The case study on We Can, a mass-based campaign to end violence against women in South Asia, shows how it is possible to side-step irresolvable debates about whether or not Religion X or Culture Y is “backward” or supports women’s rights. Instead, We Can has found that the vital task of changing attitudes can be advanced by appealing to common aspirations—such as wanting domestic harmony. Indeed, there seems to be evidence of a slow return to a focus on the role of values in motivating positive development.
But this doesn’t mean religiously-justified violence and intolerance gets off lightly. In 2009–2010, the campaign developed a tool for encouraging Change Makers (the campaign’s supporter-activists) to question their own prejudices as a necessary condition for ending all forms of intolerance and violence in society, including violence against women (VAW). Feedback from initial testing showed that people can question and change their own prejudices—even in contexts where religious identities have produced violent divisions in society. Results from a more formal testing are expected later this year.
So if there are initiatives on the ground that are successfully negotiating the minefield of religion and development, why the continued ambivalence in policy?

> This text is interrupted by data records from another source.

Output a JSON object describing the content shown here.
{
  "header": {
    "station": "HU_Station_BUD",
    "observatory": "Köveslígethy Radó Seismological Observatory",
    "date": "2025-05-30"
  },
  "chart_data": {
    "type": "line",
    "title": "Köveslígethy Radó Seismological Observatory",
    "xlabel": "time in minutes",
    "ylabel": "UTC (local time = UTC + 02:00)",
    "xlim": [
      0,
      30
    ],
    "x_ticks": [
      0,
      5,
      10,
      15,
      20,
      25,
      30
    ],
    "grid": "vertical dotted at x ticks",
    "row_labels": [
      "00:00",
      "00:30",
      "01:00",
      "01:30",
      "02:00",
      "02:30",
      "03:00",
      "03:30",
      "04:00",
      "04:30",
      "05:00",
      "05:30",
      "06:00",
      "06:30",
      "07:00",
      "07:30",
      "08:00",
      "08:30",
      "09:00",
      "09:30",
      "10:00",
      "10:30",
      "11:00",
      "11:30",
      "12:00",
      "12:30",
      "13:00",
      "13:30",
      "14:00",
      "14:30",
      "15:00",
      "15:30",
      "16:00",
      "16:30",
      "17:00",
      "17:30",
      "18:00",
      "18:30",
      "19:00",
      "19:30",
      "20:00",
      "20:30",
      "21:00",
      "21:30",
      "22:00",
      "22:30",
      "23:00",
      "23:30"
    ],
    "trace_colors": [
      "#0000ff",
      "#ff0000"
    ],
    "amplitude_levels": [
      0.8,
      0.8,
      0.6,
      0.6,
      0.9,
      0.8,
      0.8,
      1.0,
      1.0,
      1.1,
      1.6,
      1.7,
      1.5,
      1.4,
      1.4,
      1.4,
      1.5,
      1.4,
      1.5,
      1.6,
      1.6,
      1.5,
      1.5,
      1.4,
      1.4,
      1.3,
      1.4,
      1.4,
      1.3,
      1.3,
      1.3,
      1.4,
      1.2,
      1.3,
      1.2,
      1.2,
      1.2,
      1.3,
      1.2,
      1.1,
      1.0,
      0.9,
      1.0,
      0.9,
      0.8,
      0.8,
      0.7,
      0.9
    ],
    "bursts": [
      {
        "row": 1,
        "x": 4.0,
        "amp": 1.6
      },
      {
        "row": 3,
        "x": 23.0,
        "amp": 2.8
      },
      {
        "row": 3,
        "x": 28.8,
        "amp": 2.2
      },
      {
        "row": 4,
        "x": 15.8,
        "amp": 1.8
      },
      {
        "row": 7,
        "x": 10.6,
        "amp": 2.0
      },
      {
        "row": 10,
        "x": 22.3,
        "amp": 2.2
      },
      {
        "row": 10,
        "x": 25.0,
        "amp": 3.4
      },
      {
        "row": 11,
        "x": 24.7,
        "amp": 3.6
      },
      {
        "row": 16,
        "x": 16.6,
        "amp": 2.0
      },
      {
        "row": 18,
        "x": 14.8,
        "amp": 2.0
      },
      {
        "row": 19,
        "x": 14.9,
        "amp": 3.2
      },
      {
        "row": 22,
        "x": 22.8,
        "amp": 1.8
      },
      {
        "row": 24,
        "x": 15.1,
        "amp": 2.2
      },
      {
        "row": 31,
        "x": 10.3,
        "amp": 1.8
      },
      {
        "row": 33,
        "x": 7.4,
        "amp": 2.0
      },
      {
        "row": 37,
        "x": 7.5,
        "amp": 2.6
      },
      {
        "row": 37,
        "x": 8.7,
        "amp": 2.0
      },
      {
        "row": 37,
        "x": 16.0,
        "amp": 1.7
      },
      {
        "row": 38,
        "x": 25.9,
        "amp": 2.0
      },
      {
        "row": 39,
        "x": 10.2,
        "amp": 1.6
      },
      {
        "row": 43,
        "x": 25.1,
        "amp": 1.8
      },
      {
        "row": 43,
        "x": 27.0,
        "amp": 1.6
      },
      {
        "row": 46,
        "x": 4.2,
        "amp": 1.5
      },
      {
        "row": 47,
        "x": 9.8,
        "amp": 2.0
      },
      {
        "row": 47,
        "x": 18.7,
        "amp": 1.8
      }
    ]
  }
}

Partly, it is that responses have often been very local, and the synergies across regions and religions may not always be immediately visible. Partly they are also by people who may not have the capacity to convey their analysis and experience to a global audience. They may not speak a global language or be able to present their thoughts in the linear, pseudo-scientific style that can characterise mainstream development writing. Their skills after all are working with people, not writing snappy papers or PowerPoints. They may be valued for implementing a programme in the field but dismissed as legitimate commentators by their own organisation’s policy-makers because they are presumed to be ‘Westernised’ or ‘unrepresentative of their culture’ since they uphold human rights. Above all, there is often a ‘cultural’ gap between the development professionals at HQ who need black and white answers ( while giving a nod to the niceties of multiculturalism) and the field staff - whether local or internationals - who are firmly rooted in the complexities of the local context yet aware that solutions don’t always have to be complicated. Partly, it is also that mainstream development organisations and development agencies are often afraid of the kinds of free-ranging internal and publicly aired discussions that learning from the ground would require.
The Oxfam GB discussion document Avoiding some deadly sins is one example of an attempt to share a process of collective internal thinking that began in 2004 and to close this gap between policy and practice on religion, rights and development. As we know, most development agencies and non-governmental organisations have in their time commissioned papers that highlight institutional best practice. But that’s just the first hurdle. The real question is how to get action on their conclusions - especially when it comes to anything to do with religion. Listening more closely to experience from the field would be a good place to start.